When comparing CFAs to benchmarks, we are comparing apples to hub caps. The CFAs measure mastery of a given standard or group of standards. The resulting data are not presented as a percentage correct but rather as a scale: Mastery, Near-Mastery, Remediation. However, the benchmarks do operate on a percentage correct, so we’re comparing verbal scale to a percentage when comparing benchmarks and CFAs. These data are completely incompatible with each other, and it renders moot the entire exercise of data analysis. Analytics only makes sense when comparing compatable data. To compare a percentage to a verbal scale makes no sense because it is literally comparing a number to a word. Any “insights” derived from such a comparison would be spurious at best. To suggest that teachers should use this “data” to guide educational choices is absurd. It would be akin to asking a traveler to use a map produced by a candle maker.

Proprietary Data

While my concerns about proprietary data are tangential to the larger issue of the district’s self-imposed dependency on Mastery Connect, they do constitute a significant concern I have about Mastery Connect’s data in general. Because a for-profit private company creates the benchmark questions, the questions are inaccessible to teachers. The only information we teachers receive about a given question is the DOK and the standard. Often, the data is relatively useless because of the broad nature of the standards.

I’ve already mentioned the amalgamation of standards RI-11.1 and RI-11.2:

  • RI-11.1 Analyze the impact of text features and structures on authors’ similar ideas or claims about the same topic.
  • RI-11.2 Analyze and evaluate the argument and specific claims in a text, assessing whether the reasoning is sound and the evidence is relevant and sufficient; recognize when irrelevant evidence is introduced.

If I see that a high percentage of students missed a question on RI-11, I have no clear idea of what the students didn’t understand. It could be a text structure question; it could be a question about evaluating a claim; it might be a question about assessing evidence; it could be recognizing irrelevant evidence. This information is useless.
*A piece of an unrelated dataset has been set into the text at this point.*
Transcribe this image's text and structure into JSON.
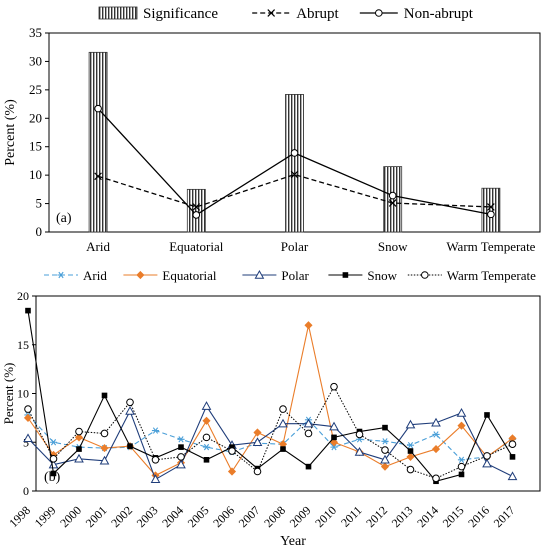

Occasionally, the results of a given question are simply puzzling. In a recent benchmark there were two questions about standard 8-L.4.1.b which is that students will “form and use verbs in the active and passive voice.” At the time of the benchmark, I had not covered the topic in any class, yet the results were puzzling:

P4 (English I Honors)P5 (English I Honors)P6 (English 8)
726936
727652

For the second question about active/passive, the results among the English 8 students were vastly better, especially in my inclusion class (period 7). However, among English I students, the results were consistently high despite having never covered that standard. It would have been useful to see why the students did so much better on one question than another given the fact that no class had covered the standard.